Cole has researched the ever-changing cultural norms and visibility around underwear, specifically among men. Over the years underwear has gained visibility through the rising prominence and sway of intimates advertising (Calvin Klein ads in the ’80s being a key watershed moment and, later, Victoria’s Secret shows), the adoption of sagging amongst communities of color, and queer image-making. He argues that a series of factors could be behind fashion shedding pants entirely this go-around.
“By revealing underwear in the way Thom Browne has played with jockstraps and Miu Miu created these kinds of ostentatious women’s knickers— maybe it’s not necessarily an overt stand, but it certainly can be read as a reflection on the idea of gendered bodies,” he says. “One of the places we often think about gendered bodies is with the genitals, and while we’re not exposing them, we are doing what fashion historian Valerie Steele calls, ‘hinting at what is hidden.’”
Either way, the look has certainly resonated with users on social media.
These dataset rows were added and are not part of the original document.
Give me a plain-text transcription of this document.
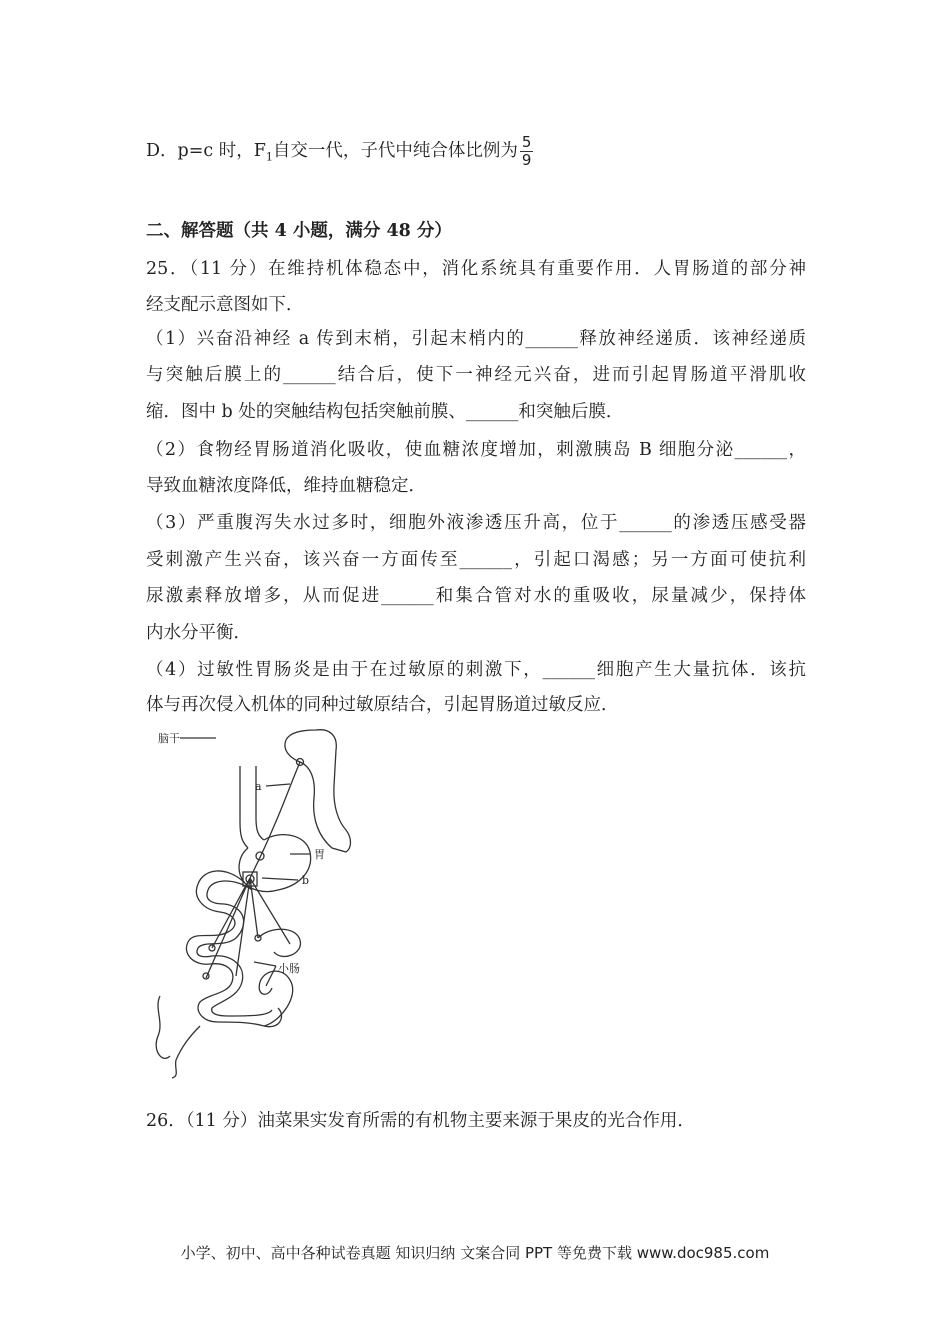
D．p=c 时，$F_1$自交一代，子代中纯合体比例为 $\frac{5}{9}$
二、解答题（共 4 小题，满分 48 分）
25．（11 分）在维持机体稳态中，消化系统具有重要作用．人胃肠道的部分神
经支配示意图如下．
（1）兴奋沿神经 a 传到末梢，引起末梢内的______释放神经递质．该神经递质
与突触后膜上的______结合后，使下一神经元兴奋，进而引起胃肠道平滑肌收
缩．图中 b 处的突触结构包括突触前膜、______和突触后膜．
（2）食物经胃肠道消化吸收，使血糖浓度增加，刺激胰岛 B 细胞分泌______，
导致血糖浓度降低，维持血糖稳定．
（3）严重腹泻失水过多时，细胞外液渗透压升高，位于______的渗透压感受器
受刺激产生兴奋，该兴奋一方面传至______，引起口渴感；另一方面可使抗利
尿激素释放增多，从而促进______和集合管对水的重吸收，尿量减少，保持体
内水分平衡．
（4）过敏性胃肠炎是由于在过敏原的刺激下，______细胞产生大量抗体．该抗
体与再次侵入机体的同种过敏原结合，引起胃肠道过敏反应．
脑干
a
胃
b
小肠
26．（11 分）油菜果实发育所需的有机物主要来源于果皮的光合作用．
小学、初中、高中各种试卷真题 知识归纳 文案合同 PPT 等免费下载 www.doc985.com
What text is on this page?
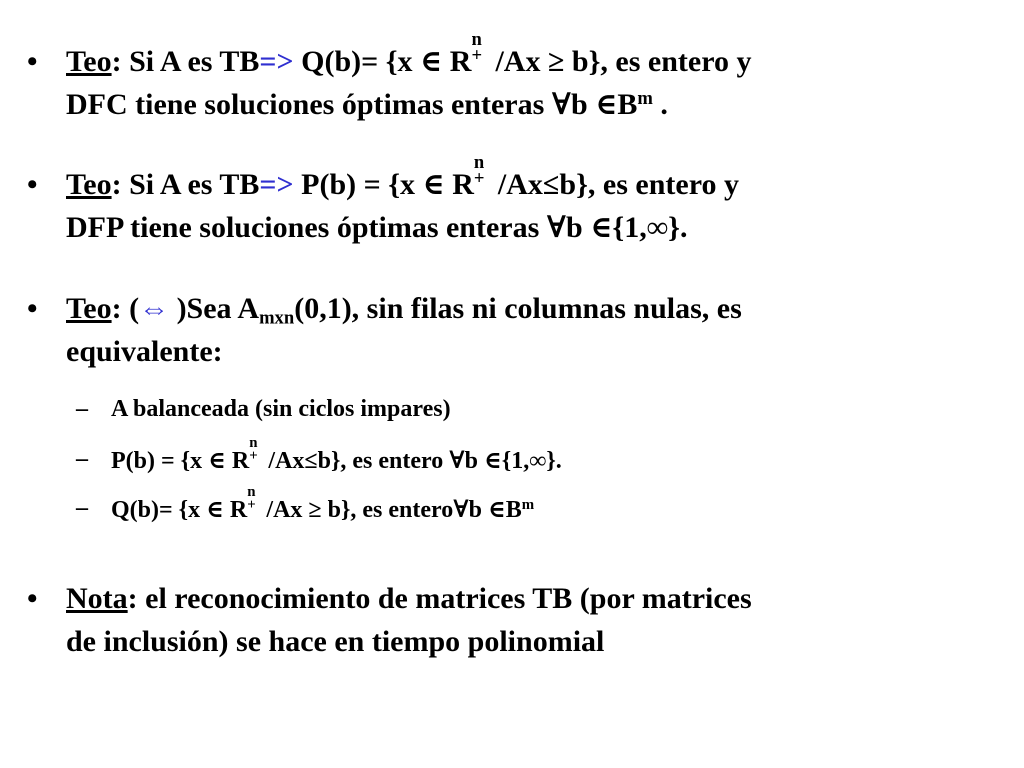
• Teo: Si A es TB=> Q(b)= {x ∈ R
n
+ /Ax ≥ b}, es entero y
DFC tiene soluciones óptimas enteras ∀b $\in B^m$ .
• Teo: Si A es TB=> P(b) = {x ∈ R
n
+ /Ax≤b}, es entero y
DFP tiene soluciones óptimas enteras ∀b ∈{1,∞}.
• Teo: (⇔ )Sea Amxn(0,1), sin filas ni columnas nulas, es
equivalente:
– A balanceada (sin ciclos impares)
– P(b) = {x ∈ R
n
+ /Ax≤b}, es entero ∀b ∈{1,∞}.
– Q(b)= {x ∈ R
n
+ /Ax ≥ b}, es entero∀b $\in B^m$
• Nota: el reconocimiento de matrices TB (por matrices
de inclusión) se hace en tiempo polinomial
Paris-based TikTok user Marie Gaguech replicated Miu Miu’s panty-centric look with her own at-home version, asking her followers what they thought. She overwhelmingly received more meaningful feedback than jeers or hard-nos. One person responded, “I think if the tights are all clear without the line, or throughout with a pattern it could be better.”
Speaking to Vogue over email, Gaguech, 24, says she does like the visual aesthetics of exposed underwear. But she worries about the varied, complicated responses such a look might elicit out and about. “I would love to wear it outside, but even with a coat I don’t know if I would feel 100 percent comfortable,” she says.
Still, she thinks there are already more conservative or hedged versions of the get up out in the wild. “A sporty short-short, warmers, and sneakers is not so far from the Miu Miu look,” Gaguech says. “But are we all going to end up in panties on the street? I don’t believe so. But I do think that skirts and shorts will shorten even more.” In short, the line between underwear and outerwear—at least from a tailoring perspective—will blur even more.
This rings true across both womenswear and menswear. On the women’s side, the corset, historically viewed as the most intimate of intimates, has become a multifunctional outfit. They can be spotted on-stage at sold-out arena shows by Blackpink, Dua Lipa, and others, inside clubs on a Saturday night, and, if styled right, even at brunch or two. While menswear has, increasingly, embraced the short-short, with Paul Mescal and Donald Glover being prominent early adopters, and various men’s labels now effectively dishing out pieces that go shorter than even the standard pair of boxer shorts.
We might not be stripping down to skivvies literally, like Lil Nas X and Julie Fox, but we are collectively testing the limits.